The idea for the first Red Shaw book, "Blood Solutions," came from my years in journalism. After college I was a reporter for a couple of daily newspapers, then I landed at a news/features syndicate in Des Moines. As an editor there, one of my responsibilities was proofreading a weekly crossword puzzle. It wasn’t my favorite part of the job, but it sparked the idea that became my first crime novel.
My second Red Shaw novel, "North of Grand," grew out of my longtime interest in bicycling. I've spent a lot of time riding for fun, exercise and transportation, including several times across the state of Iowa in an annual pilgrimage called RAGBRAI and some other excursions in Colorado, Wisconsin and Wyoming. Cycling, especially long distances, gives a person a lot of time to think.

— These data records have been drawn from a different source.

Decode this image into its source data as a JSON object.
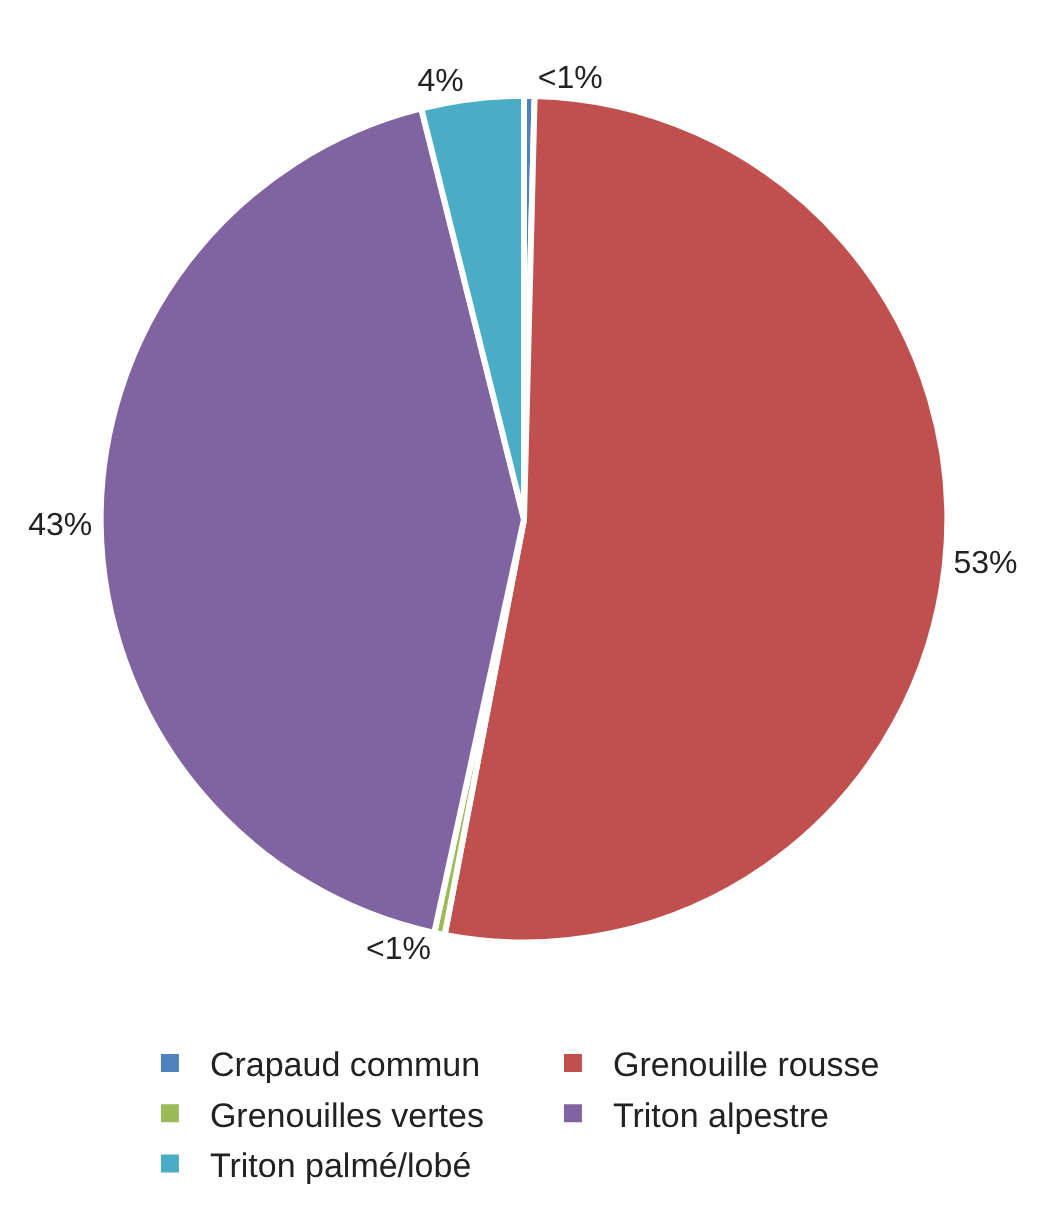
{
  "chart_data": {
    "type": "pie",
    "categories": [
      "Crapaud commun",
      "Grenouille rousse",
      "Grenouilles vertes",
      "Triton alpestre",
      "Triton palmé/lobé"
    ],
    "values": [
      0.4,
      52.6,
      0.4,
      42.7,
      3.9
    ],
    "value_labels": [
      "<1%",
      "53%",
      "<1%",
      "43%",
      "4%"
    ],
    "colors": [
      "#4f81bd",
      "#c0504d",
      "#9bbb59",
      "#8064a2",
      "#4bacc6"
    ],
    "legend": "bottom"
  }
}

The beginning of "North of Grand" was triggered by frequent sightings of bike storage lockers in Boulder, Colorado, but the Des Moines lockers in the book are purely imaginary. (I did tell the transit authority there that I was going to do that.)
Q.Besides the writing and proofreading, what elements of journalism influence your books?

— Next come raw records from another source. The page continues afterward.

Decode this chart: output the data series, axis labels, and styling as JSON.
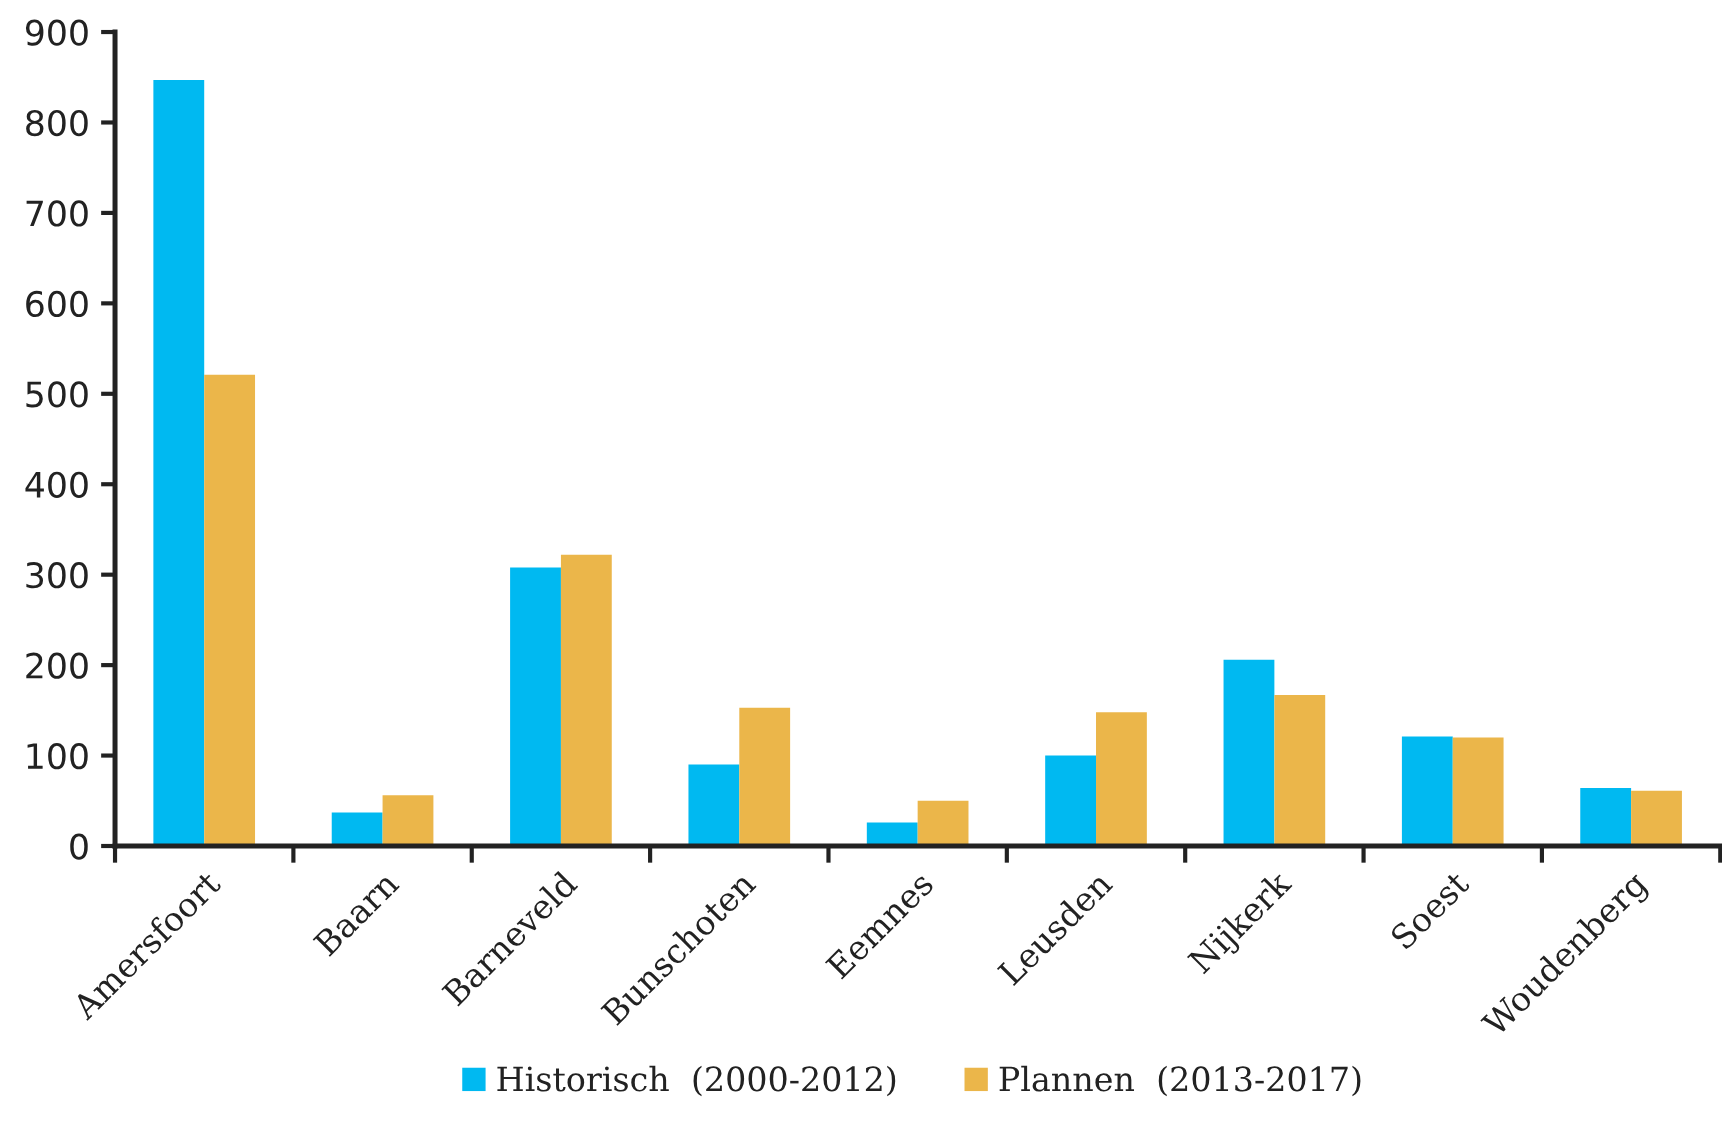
{
  "chart_data": {
    "type": "bar",
    "categories": [
      "Amersfoort",
      "Baarn",
      "Barneveld",
      "Bunschoten",
      "Eemnes",
      "Leusden",
      "Nijkerk",
      "Soest",
      "Woudenberg"
    ],
    "series": [
      {
        "name": "Historisch  (2000-2012)",
        "color": "#00b9f1",
        "values": [
          847,
          37,
          308,
          90,
          26,
          100,
          206,
          121,
          64
        ]
      },
      {
        "name": "Plannen  (2013-2017)",
        "color": "#ebb64a",
        "values": [
          521,
          56,
          322,
          153,
          50,
          148,
          167,
          120,
          61
        ]
      }
    ],
    "ylim": [
      0,
      900
    ],
    "yticks": [
      0,
      100,
      200,
      300,
      400,
      500,
      600,
      700,
      800,
      900
    ],
    "legend": "bottom"
  }
}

There were times in both Ottumwa and Clinton, on the daily-newspaper jobs, where I reported on crimes, a manslaughter trial, routine police beat news, in addition to my usual work as a general assignment reporter. I think I absorbed some of the police procedural stuff just by being around it and meeting some of the cops, not to mention loving to read detective stories and watching old TV shows like “Dragnet” and “Mannix.” I’ve also known a lot of physicians, my father and a sister among them, and I’ve dealt with psychiatrists and lawyers and other people who find their way into crime stories.

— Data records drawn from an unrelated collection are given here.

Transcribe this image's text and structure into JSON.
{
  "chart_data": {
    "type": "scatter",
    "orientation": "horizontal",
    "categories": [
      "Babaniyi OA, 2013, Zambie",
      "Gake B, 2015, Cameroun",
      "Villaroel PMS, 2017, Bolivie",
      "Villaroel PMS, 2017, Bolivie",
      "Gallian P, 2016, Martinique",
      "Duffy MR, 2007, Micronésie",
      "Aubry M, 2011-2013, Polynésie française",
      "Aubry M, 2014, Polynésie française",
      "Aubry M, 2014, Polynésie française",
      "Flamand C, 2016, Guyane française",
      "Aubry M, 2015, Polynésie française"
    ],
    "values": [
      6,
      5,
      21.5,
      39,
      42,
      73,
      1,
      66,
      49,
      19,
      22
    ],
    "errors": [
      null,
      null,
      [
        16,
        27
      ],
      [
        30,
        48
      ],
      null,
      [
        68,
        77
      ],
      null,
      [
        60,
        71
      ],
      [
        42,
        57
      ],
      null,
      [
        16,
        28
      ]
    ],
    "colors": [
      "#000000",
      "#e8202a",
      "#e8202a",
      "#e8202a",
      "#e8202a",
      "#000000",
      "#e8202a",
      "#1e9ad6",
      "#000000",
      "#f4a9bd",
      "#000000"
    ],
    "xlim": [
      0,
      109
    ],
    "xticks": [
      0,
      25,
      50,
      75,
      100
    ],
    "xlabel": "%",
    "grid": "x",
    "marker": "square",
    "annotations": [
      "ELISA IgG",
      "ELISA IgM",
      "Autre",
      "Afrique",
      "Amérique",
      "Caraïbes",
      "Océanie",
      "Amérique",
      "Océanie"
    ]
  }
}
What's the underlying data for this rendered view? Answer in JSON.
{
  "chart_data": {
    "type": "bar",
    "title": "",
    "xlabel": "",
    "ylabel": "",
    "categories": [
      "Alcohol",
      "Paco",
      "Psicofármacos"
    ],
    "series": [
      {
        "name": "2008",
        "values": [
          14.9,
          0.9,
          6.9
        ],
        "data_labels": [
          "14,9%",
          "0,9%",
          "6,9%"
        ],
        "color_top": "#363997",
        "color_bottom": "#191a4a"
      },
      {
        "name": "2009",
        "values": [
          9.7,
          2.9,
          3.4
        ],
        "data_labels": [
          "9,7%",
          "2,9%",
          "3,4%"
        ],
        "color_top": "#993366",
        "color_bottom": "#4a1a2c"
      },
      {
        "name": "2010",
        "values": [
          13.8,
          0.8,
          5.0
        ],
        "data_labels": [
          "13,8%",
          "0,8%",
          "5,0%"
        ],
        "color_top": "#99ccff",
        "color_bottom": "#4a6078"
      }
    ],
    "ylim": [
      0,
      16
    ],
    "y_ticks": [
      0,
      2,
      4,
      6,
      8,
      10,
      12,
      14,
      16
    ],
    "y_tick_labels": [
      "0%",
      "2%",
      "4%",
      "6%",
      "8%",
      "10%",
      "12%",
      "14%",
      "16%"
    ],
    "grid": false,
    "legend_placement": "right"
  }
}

The Detective Edward "Red" Shaw novels offer what's been called "a fascinating window into an otherwise forgotten corner of the American Midwest. Des Moines in this series is neither the boring insurance town it used to be, nor just the hipster paradise it's become, but a gritty frontier town where no one is who or what they seem." Another reviewer described Shaw, the protagonist created by a former Iowa daily newspaper reporter, as "a neat balance between the hard-boiled detectives of past noir thrillers (think Sam Spade) and the somewhat less cynical, less worldly, but no less intelligent and capable detectives of more modern fiction."
Who killed cyclist Zachary Costa and stuffed him in a bike locker? Detective Red Shaw and his partner, Detective Phil Vega, probe the toxic world of amateur bicycle racing and a tangled web of cryptic social media messaging, drug trafficking and murder to find out.
A brutal crime in the woods of southern Iowa has deadly repercussions years later in the state’s capital city, where a string of gruesome murders tests the considerable skills of Detective Edward “Red” Shaw.